Be smart, be careful, define risk, live to fight another day!
We are noting Bear Flags all over the place. Some have broken down quite a bit, some are just breaking down, and others have yet to break down. Let’s take a look at a few examples…
FCX broke bear flag support at 42.50 and has since tanked. The measured move is 27.50, so there may be quite a bit more downside to come.
ACI just broke bear flag support at 18 and fell quite hard during today’s sell off in the Coal sector. This move measures all the way down to the 9-10 range, so ACI may have some scary downside ahead of it.
AA is starting to break down after today’s push below 11.25 bear flag support.

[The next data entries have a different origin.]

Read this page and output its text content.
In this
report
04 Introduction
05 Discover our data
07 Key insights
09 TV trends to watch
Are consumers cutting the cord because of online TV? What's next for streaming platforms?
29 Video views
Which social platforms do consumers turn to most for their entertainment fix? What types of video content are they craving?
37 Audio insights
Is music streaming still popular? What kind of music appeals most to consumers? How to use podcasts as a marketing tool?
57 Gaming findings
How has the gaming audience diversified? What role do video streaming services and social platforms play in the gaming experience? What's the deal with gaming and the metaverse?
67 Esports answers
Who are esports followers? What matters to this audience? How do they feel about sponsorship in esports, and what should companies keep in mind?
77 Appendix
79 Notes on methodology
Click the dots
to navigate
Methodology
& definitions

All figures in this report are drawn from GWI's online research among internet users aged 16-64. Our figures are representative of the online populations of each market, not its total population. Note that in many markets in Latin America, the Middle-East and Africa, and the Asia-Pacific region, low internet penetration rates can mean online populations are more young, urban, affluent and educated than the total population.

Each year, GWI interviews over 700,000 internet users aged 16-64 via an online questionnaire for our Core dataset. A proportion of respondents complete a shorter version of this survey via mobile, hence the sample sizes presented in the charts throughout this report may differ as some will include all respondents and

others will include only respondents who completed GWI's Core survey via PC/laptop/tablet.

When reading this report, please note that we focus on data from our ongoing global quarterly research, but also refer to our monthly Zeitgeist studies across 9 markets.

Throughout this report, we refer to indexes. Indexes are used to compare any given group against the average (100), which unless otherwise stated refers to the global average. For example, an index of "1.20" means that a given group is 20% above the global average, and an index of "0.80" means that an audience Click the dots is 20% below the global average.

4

The height of this flag pole is about 4, so AA may be headed to 7.25 (at which point we would start selling Naked Puts like crazy).
Last but not least is SPY. A bear flag is in tact, but has yet to break down. Bear flag support resides at around 111.50, and if it breaks down on strong volume the move measures to 89. That would translate to approximately 850 in the S&P 500, and 8,500 in the Dow 30. Scary thought, but anything is possible in this market.
This is by no means a scare tactic blog. We are simply pointing out a few bearish technical patterns, and sharing our thoughts as to what price levels we are watching in these stocks. If these bear flags do reach their measured moves, there will be some amazing buying opportunities in all of the names mentioned in this post.